This is my problem. In bash 3:
$ test='One "This is two" Three'
$ set -- $test
$ echo $2
"This
How to get bash to understand the quotes and return $2 as This is two
and not "This
? Unfortunately I cannot alter the construction of the variable called test
in this example.
The reason this happens is because of the order in which the shell parses the command line: it parses (and removes) quotes and escapes, then replaces variable values.
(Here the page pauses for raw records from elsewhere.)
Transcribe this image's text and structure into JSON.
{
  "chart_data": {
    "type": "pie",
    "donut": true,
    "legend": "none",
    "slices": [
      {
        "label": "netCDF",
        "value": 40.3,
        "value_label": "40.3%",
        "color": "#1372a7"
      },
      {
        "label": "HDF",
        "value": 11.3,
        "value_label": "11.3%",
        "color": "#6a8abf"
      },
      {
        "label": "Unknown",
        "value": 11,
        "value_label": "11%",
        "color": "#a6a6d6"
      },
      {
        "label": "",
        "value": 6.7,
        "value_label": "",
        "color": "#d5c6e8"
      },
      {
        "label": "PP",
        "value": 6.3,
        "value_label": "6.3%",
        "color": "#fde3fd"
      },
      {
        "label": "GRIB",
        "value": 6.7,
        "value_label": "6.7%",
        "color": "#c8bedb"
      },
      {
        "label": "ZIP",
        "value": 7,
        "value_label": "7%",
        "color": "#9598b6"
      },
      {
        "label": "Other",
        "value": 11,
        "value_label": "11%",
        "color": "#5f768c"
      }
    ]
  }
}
By the time $test
gets replaced with One "This is two" Three
, it's too late for the quotes to have their intended effect.
The simple (but dangerous) way to do this is by adding another level of parsing with eval
:
$ test='One "This is two" Three'
$ eval "set -- $test"
$ echo "$2"
This is two
(Note that the quotes in the echo
command are not necessary, but are a good general practice.)
The reason I say this is dangerous is that it doesn't just go back and reparse for quoted strings, it goes back and reparses everything, maybe including things you didn't want interpreted like command substitutions. Suppose you had set
$ test='One `rm /some/important/file` Three'
...eval
will actually run the rm
command. So if you can't count on the contents of $test
to be "safe", do not use this construct.
BTW, the right way to do this sort of thing is with an array:
$ test=(One "This is two" Three)
$ set -- "${test[@]}"
$ echo "$2"
This is two
Unfortunately, this requires control of how the variable is created.
Now we have bash 4 where it's possible to do something like that:
#!/bin/bash
function qs_parse() {
readarray -t "$1" < <( printf "%s" "$2"|xargs -n 1 printf "%s\n" )
}
tab=' ' # tabulation here
qs_parse test "One 'This is two' Three -n 'foo${tab}bar'"
printf "%s\n" "${test[0]}"
printf "%s\n" "${test[1]}"
printf "%s\n" "${test[2]}"
printf "%s\n" "${test[3]}"
printf "%s\n" "${test[4]}"
Outputs, as expected:
One
This is two
Three
-n
foo bar # tabulation saved
Actually, I am not sure but it's probably possible to do that in older bash like that:
function qs_parse() {
local i=0
while IFS='' read -r line || [[ -n "$line" ]]; do
parsed_str[i]="${line}"
let i++
done < <( printf "%s\n" "$1"|xargs -n 1 printf "%s\n" )
}
tab=' ' # tabulation here
qs_parse "One 'This is two' Three -n 'foo${tab}bar'"
printf "%s\n" "${parsed_str[0]}"
printf "%s\n" "${parsed_str[1]}"
printf "%s\n" "${parsed_str[2]}"
printf "%s\n" "${parsed_str[3]}"
printf "%s\n" "${parsed_str[4]}"
The solution to this problem is to use xargs (eval free).
It retains double quoted strings together:
$ test='One "This is two" Three'
$ IFS=$'\n' arr=( $(xargs -n1 <<<"$test") )
$ printf '<%s>\n' "${arr[@]}"
<One>
<This is two>
<Three>
Of course, you can set the positional arguments with that array:
$ set -- "${arr[@]}"
$ echo "$2"
This is two
I wrote a couple native bash functions to do this: https://github.com/mblais/bash_ParseFields
You can use the ParseFields
function like this:
$ str='field1 field\ 2 "field 3"'
$ ParseFields -d "$str" a b c d
$ printf "|%s|\n|%s|\n|%s|\n|%s|\n" "$a" "$b" "$c" "$d"
|field1|
|field 2|
|field 3|
||
The -d
option to ParseFields removes any surrounding quotes and interprets backslashes from the parsed fields.
There is also a simpler ParseField
function (used by ParseFields
) that parses a single field at a specific offset within a string.
Note that these functions cannot parse a stream, only a string. The IFS variable can also be used to specify field delimiters besides whitespace.
If you require that unescaped apostrophes may appear in unquoted fields, that would require a minor change - let me know.